Pensione a Partire da 62 anni


La legge Fornero va superata". Lo ha detto il segretario generale della Cgil, Maurizio Landini, 
intervistato dalla Stampa, in vista dell'incontro dei sindacati col governo, la prossima settimana, per 
parlare di pensioni. All'esecutivo, spiega Landini, chiederemo "una vera riforma delle pensioni, perchè è evidente a tutti che la legge Fornero ha aumentato
 le diseguaglianze e non ha risolto i problemi". ?
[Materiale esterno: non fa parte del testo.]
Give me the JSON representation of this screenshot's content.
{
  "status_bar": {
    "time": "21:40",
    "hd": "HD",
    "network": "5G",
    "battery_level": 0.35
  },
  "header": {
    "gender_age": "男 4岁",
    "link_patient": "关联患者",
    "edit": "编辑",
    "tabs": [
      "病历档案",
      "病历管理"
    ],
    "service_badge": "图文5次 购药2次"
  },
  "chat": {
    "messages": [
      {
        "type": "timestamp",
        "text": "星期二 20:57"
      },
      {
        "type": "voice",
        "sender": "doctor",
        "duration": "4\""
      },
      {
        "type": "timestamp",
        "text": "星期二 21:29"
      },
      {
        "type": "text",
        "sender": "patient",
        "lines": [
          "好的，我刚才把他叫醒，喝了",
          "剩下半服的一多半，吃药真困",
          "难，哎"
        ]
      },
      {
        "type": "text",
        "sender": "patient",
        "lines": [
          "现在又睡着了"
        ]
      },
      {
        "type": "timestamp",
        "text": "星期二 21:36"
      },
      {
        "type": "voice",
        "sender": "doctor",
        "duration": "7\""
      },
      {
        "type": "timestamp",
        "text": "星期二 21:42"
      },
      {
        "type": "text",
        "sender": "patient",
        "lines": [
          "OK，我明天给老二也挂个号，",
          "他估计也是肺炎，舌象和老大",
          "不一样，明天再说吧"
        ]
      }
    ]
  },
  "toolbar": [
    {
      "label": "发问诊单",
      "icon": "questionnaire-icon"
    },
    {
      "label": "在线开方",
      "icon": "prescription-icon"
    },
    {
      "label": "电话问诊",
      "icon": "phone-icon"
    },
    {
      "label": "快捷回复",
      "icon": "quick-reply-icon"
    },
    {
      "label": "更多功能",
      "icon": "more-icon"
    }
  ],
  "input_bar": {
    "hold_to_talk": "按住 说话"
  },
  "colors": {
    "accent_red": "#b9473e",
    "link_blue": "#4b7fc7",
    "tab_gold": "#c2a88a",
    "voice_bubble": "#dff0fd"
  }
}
Landini è contrario all'ipotesi di anticipare il pensionamento 
con il "tutto contributivo": "No, non funziona. 

Sarebbe un sistema molto penalizzante e un sistema pubblico deve contenere elementi solidali, come fa la piattaforma Cgil-Cisl-Uil, che rivendica un'uscita flessibile a partire da 62 anni...".

"La riforma Fornero è stato un taglio drammatico per far quadrare i conti pubblici, non c'entrava con la previdenza. I soldi si possono andare a prendere altrove, e in tanti sistemi pensionistici europei anche la fiscalità generale contribuisce alla spesa previdenziale. Il 27 gennaio inizierà una trattativa su una riforma complessiva; ci sono tutte le condizioni per fare un buon lavoro".


Dopo anni di lotte, dice ancora Landini, "otteniamo un primo taglio delle imposte", ma per il futuro serve una vera riforma fiscale e una rivoluzione in campo pensionistico. Sulla riforma delle pensioni pubbliche, Landini spiega le proposte dei sindacati. 

"Primo - dice - acceleriamo la commissione sulla separazione tra spesa
 previdenziale assistenziale e quella sui lavori gravosi. 
Secondo, serve una pensione di garanzia per i giovani e per chi ha avuto lavori discontinui e precari. Terzo bisogna riconoscere il lavoro di cura delle donne, che non si può trasformare in una tassa. Quarto, serve un meccanismo di uscita flessibile. 
Quinto, rivalutazione delle pensioni e legge sulla non autosufficienza.
Proposte praticabili, e le risorse si possono trovare". 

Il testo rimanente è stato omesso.